「……ああ、そうだったね。でも、それは建前(たてまえ)で、本当は僕、あの子が苦手でね」

「えっ、そうなんですか? 身内なのに?」

 純也の思わぬ言葉に、愛美は目を丸くした。仮にも姪の友人に対して、何というカミングアウトだろう。

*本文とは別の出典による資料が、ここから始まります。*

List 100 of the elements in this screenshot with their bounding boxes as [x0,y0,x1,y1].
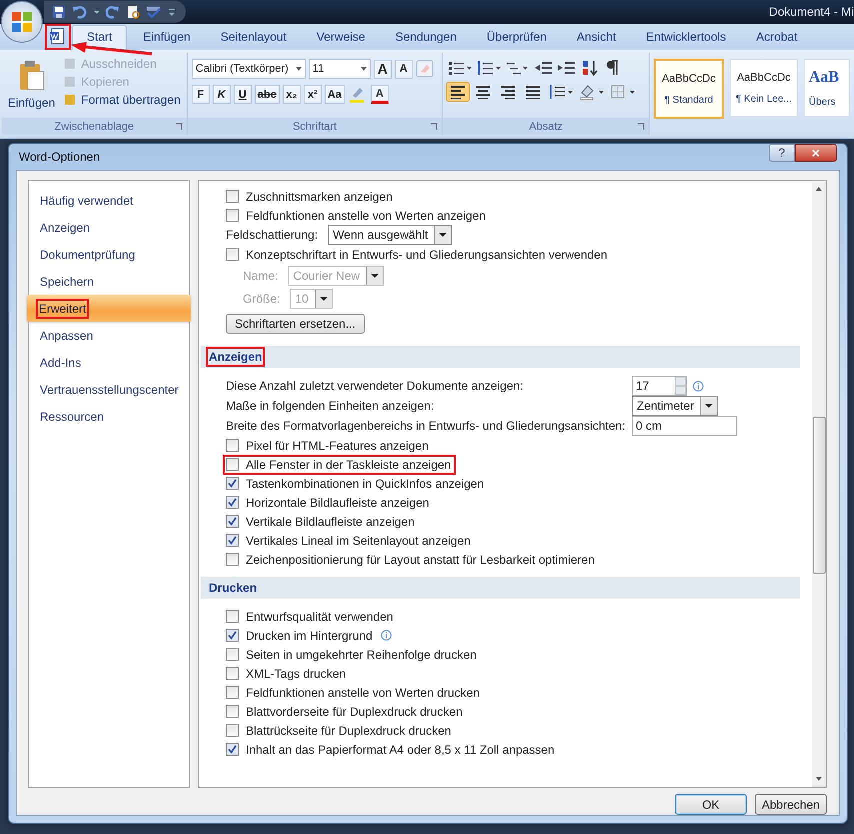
increase-indent-icon[interactable] [557,59,578,77]
option-checkbox[interactable]: Zeichenpositionierung für Layout anstatt für Lesbarkeit optimieren [226,552,597,566]
scroll-up-icon[interactable] [816,187,822,191]
style-gallery-item[interactable]: AaBbCcDc ¶ Kein Lee... [730,59,798,117]
dialog-launcher-icon[interactable] [430,123,438,131]
shading-icon[interactable] [578,83,606,101]
replace-fonts-button[interactable]: Schriftarten ersetzen... [226,314,365,334]
grow-font-button[interactable]: A [374,60,392,78]
option-checkbox[interactable]: Pixel für HTML-Features anzeigen [226,438,431,452]
option-checkbox[interactable]: XML-Tags drucken [226,666,348,680]
clipboard-button[interactable]: Format übertragen [61,92,183,108]
format-button[interactable]: K [212,85,231,104]
paste-button[interactable]: Einfügen [6,56,58,115]
checkmark-icon [228,536,237,545]
dialog-launcher-icon[interactable] [174,123,183,131]
option-checkbox[interactable]: Konzeptschriftart in Entwurfs- und Gliederungsansichten verwenden [226,248,610,262]
option-checkbox[interactable]: Vertikale Bildlaufleiste anzeigen [226,514,417,528]
option-dropdown[interactable]: Zentimeter [632,396,718,416]
square-icon [63,75,78,89]
square-icon [63,57,78,71]
shrink-font-button[interactable]: A [394,60,413,78]
font-color-button[interactable]: A [370,85,389,104]
redo-icon[interactable] [106,5,120,19]
option-label: Feldschattierung: [226,228,318,242]
align-icon[interactable] [447,83,470,101]
sidebar-item[interactable]: Speichern [29,268,189,295]
sidebar-item[interactable]: Dokumentprüfung [29,241,189,268]
format-button[interactable]: F [192,85,210,104]
option-label: Diese Anzahl zuletzt verwendeter Dokumente anzeigen: [226,379,525,393]
ribbon-tab[interactable]: Überprüfen [472,25,561,50]
option-checkbox[interactable]: Horizontale Bildlaufleiste anzeigen [226,496,432,510]
sidebar-item[interactable]: Erweitert [27,295,191,322]
option-checkbox[interactable]: Inhalt an das Papierformat A4 oder 8,5 x 11 Zoll anpassen [226,742,557,756]
help-button[interactable]: ? [769,144,795,162]
option-checkbox[interactable]: Seiten in umgekehrter Reihenfolge drucken [226,648,479,662]
sidebar-item[interactable]: Häufig verwendet [29,187,189,214]
style-gallery-item[interactable]: AaBbCcDc ¶ Standard [654,59,724,119]
option-checkbox[interactable]: Entwurfsqualität verwenden [226,610,396,624]
option-checkbox[interactable]: Drucken im Hintergrund [226,628,375,642]
checkmark-icon [228,479,237,488]
ribbon-tab[interactable]: Sendungen [381,25,471,50]
dialog-launcher-icon[interactable] [637,123,645,131]
dialog-button[interactable]: Abbrechen [755,794,827,815]
print-preview-icon[interactable] [126,5,140,19]
option-checkbox[interactable]: Blattvorderseite für Duplexdruck drucken [226,704,465,718]
checkmark-icon [228,498,237,507]
ribbon-tab[interactable]: Entwicklertools [632,25,740,50]
option-checkbox[interactable]: Feldfunktionen anstelle von Werten drucken [226,686,482,700]
numbered-list-icon[interactable] [476,59,502,77]
ribbon-tab[interactable]: Seitenlayout [206,25,301,50]
ribbon-tab[interactable]: Acrobat [742,25,812,50]
ribbon-tab[interactable]: Einfügen [129,25,205,50]
option-checkbox[interactable]: Alle Fenster in der Taskleiste anzeigen [226,458,454,472]
group-label: Zwischenablage [54,120,134,132]
option-label: Breite des Formatvorlagenbereichs in Entwurfs- und Gliederungsansichten: [226,419,622,433]
decrease-indent-icon[interactable] [534,59,554,77]
option-label: Name: [243,268,278,282]
sidebar-item[interactable]: Anpassen [29,322,189,349]
format-button[interactable]: U [234,85,252,104]
group-label: Schriftart [292,120,337,132]
checkmark-icon [228,517,237,526]
font-size-field[interactable]: 11 [308,59,371,79]
checkmark-icon [228,745,237,754]
format-button[interactable]: x₂ [282,85,301,104]
sidebar-item[interactable]: Add-Ins [29,349,189,376]
style-gallery-item[interactable]: AaB Übers [804,59,850,117]
group-label: Absatz [529,120,563,132]
option-checkbox[interactable]: Vertikales Lineal im Seitenlayout anzeigen [226,534,473,548]
scroll-down-icon[interactable] [816,777,822,781]
sidebar-item[interactable]: Vertrauensstellungscenter [29,376,189,403]
option-dropdown[interactable]: Wenn ausgewählt [328,225,452,245]
bullet-list-icon[interactable] [447,59,474,77]
spelling-check-icon[interactable] [146,5,162,19]
section-header: Drucken [201,577,800,599]
sidebar-item[interactable]: Anzeigen [29,214,189,241]
ribbon-tab[interactable]: Ansicht [562,25,630,50]
scrollbar-thumb[interactable] [812,417,826,574]
option-checkbox[interactable]: Zuschnittsmarken anzeigen [226,190,395,204]
section-header: Anzeigen [201,346,800,368]
square-icon [63,93,78,107]
clipboard-icon [18,60,46,92]
sidebar-item[interactable]: Ressourcen [29,403,189,430]
option-checkbox[interactable]: Tastenkombinationen in QuickInfos anzeigen [226,476,486,490]
format-button[interactable]: x² [304,85,322,104]
option-label: Maße in folgenden Einheiten anzeigen: [226,399,436,413]
option-checkbox[interactable]: Blattrückseite für Duplexdruck drucken [226,724,454,738]
ribbon-tab[interactable]: Verweise [302,25,380,50]
undo-icon[interactable] [72,5,88,19]
document-icon[interactable] [48,27,68,47]
save-icon[interactable] [52,5,66,19]
vertical-scrollbar[interactable] [812,181,826,787]
sort-icon[interactable] [580,59,600,77]
font-name-field[interactable]: Calibri (Textkörper) [192,59,306,79]
option-checkbox[interactable]: Feldfunktionen anstelle von Werten anzeigen [226,208,488,222]
format-button[interactable]: Aa [324,85,345,104]
dialog-button[interactable]: OK [675,794,747,815]
checkmark-icon [228,631,237,640]
format-button[interactable]: abc [254,85,280,104]
width-field[interactable]: 0 cm [632,416,737,436]
window-title: Dokument4 - Mi [769,5,854,19]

「うん。珠莉は小さい頃からワガママで、僕の顔を見るなり小遣いの催促をしてきて。その頃から『可愛くない子だな』と思ってたんだ」

(……やりそう。あの珠莉ちゃんなら)

 入寮の日の一件を目の当たりにしていた愛美である。自分の部屋が一人部屋ではないことが気に入らないと、学校職員にかみついていた彼女なら、幼い頃からワガママだったと聞いても納得できる。

 ……けれど。

「そんなこと、わたしに言っちゃっていいんですか?」

 愛美の口から、珠莉の耳に入るかもしれないのに。

「ハハハッ! マズいかな、やっぱり。珠莉にはこのこと内緒で頼むよ」

「はい、分かってます」

 純也は話していると楽しい人物のようだ。愛美も自然と笑顔になった。
 そして何故か、愛美は彼に対して妙な懐かしさのような感情をおぼえた。

「――でも、いいなあ。その年でもうやりたいことがあるなんて。正直羨ましいよ。僕は経営者の一族に生まれたせいで、夢なんて持たせてもらえなかったからね」

 注文したものがテーブルに届き、紅茶をストレートで飲みながら、純也がしみじみと言った。